The key word here, though, is “probably.”
Two years ago, I blogged about a promising new drug that held out hope for a major breakthrough in the treatment of many forms of cancer. It’s called dichloroacetate, or DCA for short. Two trials have been completed at the University of Alberta. Also, clinical trials in patients with solid tumors that have failed standard therapies, as well as in patients with malignant brain tumors have begun.
Desperate people, however, can not and will not wait for the formal clinical trials to be completed, published, reviewed, and submitted to governmental authorities for approval. They don’t have the luxury of time. And, thanks to the miracle of the internet, people are finding out about DCA, and are self-administering their own treatment programs.
Forums, blogs, and journals have sprung up across the web to bring the needed information to families who are willing to grasp at any available hope. Normally, I would suspect these people would be ripe prey for a con artist, and a healthy skepticism of generally anecdotal evidence would be called for. But, what impresses me the most is that these folks who are blogging their experience are not doing so to make money. They are offering no advertising, nor selling a product. They seem to be motivated only by their desire to share their experience, and to pass along any helpful information that they discover.

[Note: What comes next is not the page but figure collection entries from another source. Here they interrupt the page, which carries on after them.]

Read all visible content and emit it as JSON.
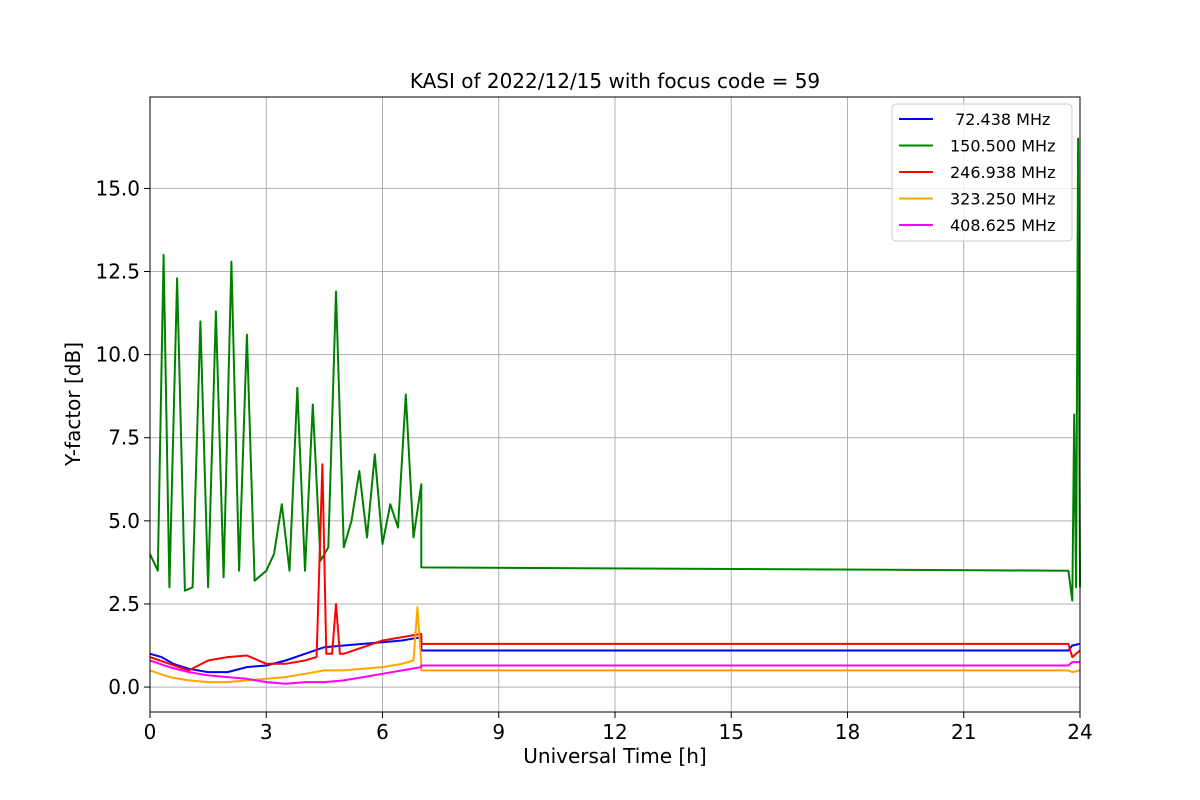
{
  "chart_data": {
    "type": "line",
    "title": "KASI of 2022/12/15 with focus code = 59",
    "xlabel": "Universal Time [h]",
    "ylabel": "Y-factor [dB]",
    "xlim": [
      0,
      24
    ],
    "ylim": [
      -0.75,
      17.75
    ],
    "xticks": [
      0,
      3,
      6,
      9,
      12,
      15,
      18,
      21,
      24
    ],
    "yticks": [
      0.0,
      2.5,
      5.0,
      7.5,
      10.0,
      12.5,
      15.0
    ],
    "xtick_labels": [
      "0",
      "3",
      "6",
      "9",
      "12",
      "15",
      "18",
      "21",
      "24"
    ],
    "ytick_labels": [
      "0.0",
      "2.5",
      "5.0",
      "7.5",
      "10.0",
      "12.5",
      "15.0"
    ],
    "grid": true,
    "legend_position": "top-right",
    "series": [
      {
        "name": " 72.438 MHz",
        "color": "#0000ff",
        "x": [
          0,
          0.3,
          0.6,
          1.0,
          1.5,
          2.0,
          2.5,
          3.0,
          3.5,
          4.0,
          4.5,
          5.0,
          5.5,
          6.0,
          6.5,
          7.0,
          7.0,
          23.7,
          23.8,
          24
        ],
        "y": [
          1.0,
          0.9,
          0.7,
          0.55,
          0.45,
          0.45,
          0.6,
          0.65,
          0.8,
          1.0,
          1.2,
          1.25,
          1.3,
          1.35,
          1.4,
          1.5,
          1.1,
          1.1,
          1.25,
          1.3
        ]
      },
      {
        "name": "150.500 MHz",
        "color": "#008000",
        "x": [
          0,
          0.2,
          0.35,
          0.5,
          0.7,
          0.9,
          1.1,
          1.3,
          1.5,
          1.7,
          1.9,
          2.1,
          2.3,
          2.5,
          2.7,
          3.0,
          3.2,
          3.4,
          3.6,
          3.8,
          4.0,
          4.2,
          4.4,
          4.6,
          4.8,
          5.0,
          5.2,
          5.4,
          5.6,
          5.8,
          6.0,
          6.2,
          6.4,
          6.6,
          6.8,
          7.0,
          7.0,
          23.7,
          23.8,
          23.85,
          23.9,
          23.95,
          24
        ],
        "y": [
          4.0,
          3.5,
          13.0,
          3.0,
          12.3,
          2.9,
          3.0,
          11.0,
          3.0,
          11.3,
          3.3,
          12.8,
          3.5,
          10.6,
          3.2,
          3.5,
          4.0,
          5.5,
          3.5,
          9.0,
          3.5,
          8.5,
          3.8,
          4.2,
          11.9,
          4.2,
          5.0,
          6.5,
          4.5,
          7.0,
          4.3,
          5.5,
          4.8,
          8.8,
          4.5,
          6.1,
          3.6,
          3.5,
          2.6,
          8.2,
          3.0,
          16.5,
          3.0
        ]
      },
      {
        "name": "246.938 MHz",
        "color": "#ff0000",
        "x": [
          0,
          0.5,
          1.0,
          1.5,
          2.0,
          2.5,
          3.0,
          3.5,
          4.0,
          4.3,
          4.45,
          4.55,
          4.7,
          4.8,
          4.9,
          5.0,
          5.5,
          6.0,
          6.5,
          7.0,
          7.0,
          23.7,
          23.8,
          24
        ],
        "y": [
          0.9,
          0.7,
          0.5,
          0.8,
          0.9,
          0.95,
          0.7,
          0.7,
          0.8,
          0.9,
          6.7,
          1.0,
          1.0,
          2.5,
          1.0,
          1.0,
          1.2,
          1.4,
          1.5,
          1.6,
          1.3,
          1.3,
          0.9,
          1.1
        ]
      },
      {
        "name": "323.250 MHz",
        "color": "#ffa500",
        "x": [
          0,
          0.5,
          1.0,
          1.5,
          2.0,
          2.5,
          3.0,
          3.5,
          4.0,
          4.5,
          5.0,
          5.5,
          6.0,
          6.5,
          6.8,
          6.9,
          7.0,
          7.0,
          23.7,
          23.8,
          24
        ],
        "y": [
          0.5,
          0.3,
          0.2,
          0.15,
          0.15,
          0.2,
          0.25,
          0.3,
          0.4,
          0.5,
          0.5,
          0.55,
          0.6,
          0.7,
          0.8,
          2.4,
          0.7,
          0.5,
          0.5,
          0.45,
          0.5
        ]
      },
      {
        "name": "408.625 MHz",
        "color": "#ff00ff",
        "x": [
          0,
          0.5,
          1.0,
          1.5,
          2.0,
          2.5,
          3.0,
          3.5,
          4.0,
          4.5,
          5.0,
          5.5,
          6.0,
          6.5,
          7.0,
          7.0,
          23.7,
          23.8,
          24
        ],
        "y": [
          0.8,
          0.6,
          0.45,
          0.35,
          0.3,
          0.25,
          0.15,
          0.1,
          0.15,
          0.15,
          0.2,
          0.3,
          0.4,
          0.5,
          0.6,
          0.65,
          0.65,
          0.75,
          0.75
        ]
      }
    ]
  }
}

I don’t know how long it will take before the FDA will approve DCA for use in cancer treatment. At this point, however, it really doesn’t seem to matter. People are taking the matter into their own hands, and their reported results are truly remarkable.
In this blogger’s humble opinion, this is what the internet is all about.
People-powered news indeed.
This is the original news story from two years ago: “New Scientist”
It sounds almost too good to be true: a cheap and simple drug that kills almost all cancers by switching off their “immortality”. The drug, dichloroacetate (DCA), has already been used for years to treat rare metabolic disorders and so is known to be relatively safe.
It also has no patent, meaning it could be manufactured for a fraction of the cost of newly developed drugs.